#4168

Workshop

Simple NLP for Learner Corpus Analysis: A Hands-On Workshop

Time not set

In applied linguistics, particularly within ESL and EFL contexts, the ability to develop and analyse learner corpora has become increasingly important (Deshors & Gries, 2020). Learner corpora, structured collections of texts produced by language learners, can provide invaluable insights into language development and inform pedagogical strategies. Integrating these corpora with natural language processing (NLP) techniques, such as part-of-speech tagging and lemmatisation, enhances the automated calculation of lexical richness measures, thereby offering more nuanced assessments of EFL written (Spring & Johnson, 2022) and spoken (Kyle, 2021) proficiency.
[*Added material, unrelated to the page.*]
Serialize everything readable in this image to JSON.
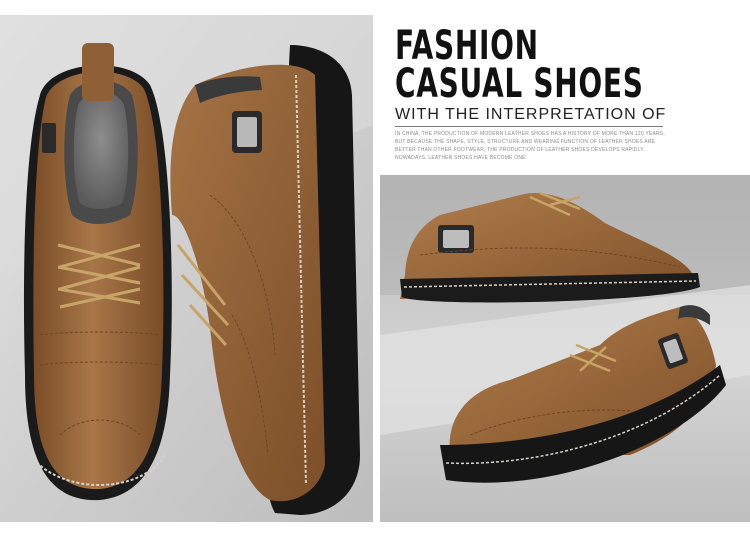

Moreover, NLP can help develop targeted pedagogical materials (Granger et al., 2007). This hands-on workshop introduces participants to foundational Python programming and provides practical experience with NLP libraries, including the Natural Language Toolkit (NLTK) and spaCy. The workshop will cover installing and employing NLTK and spaCy to analyze textual data for lexical properties such as tokenization and part-of-speech tagging. No prior programming knowledge is required; the workshop is designed to guide participants through a series of tasks within a shared Jupyter Notebook. We will use a Google Colab notebook explicitly developed to provide participants with step-by-step instructions for writing simple code in Python and importing and analyzing text in a practical, hands-on learning environment.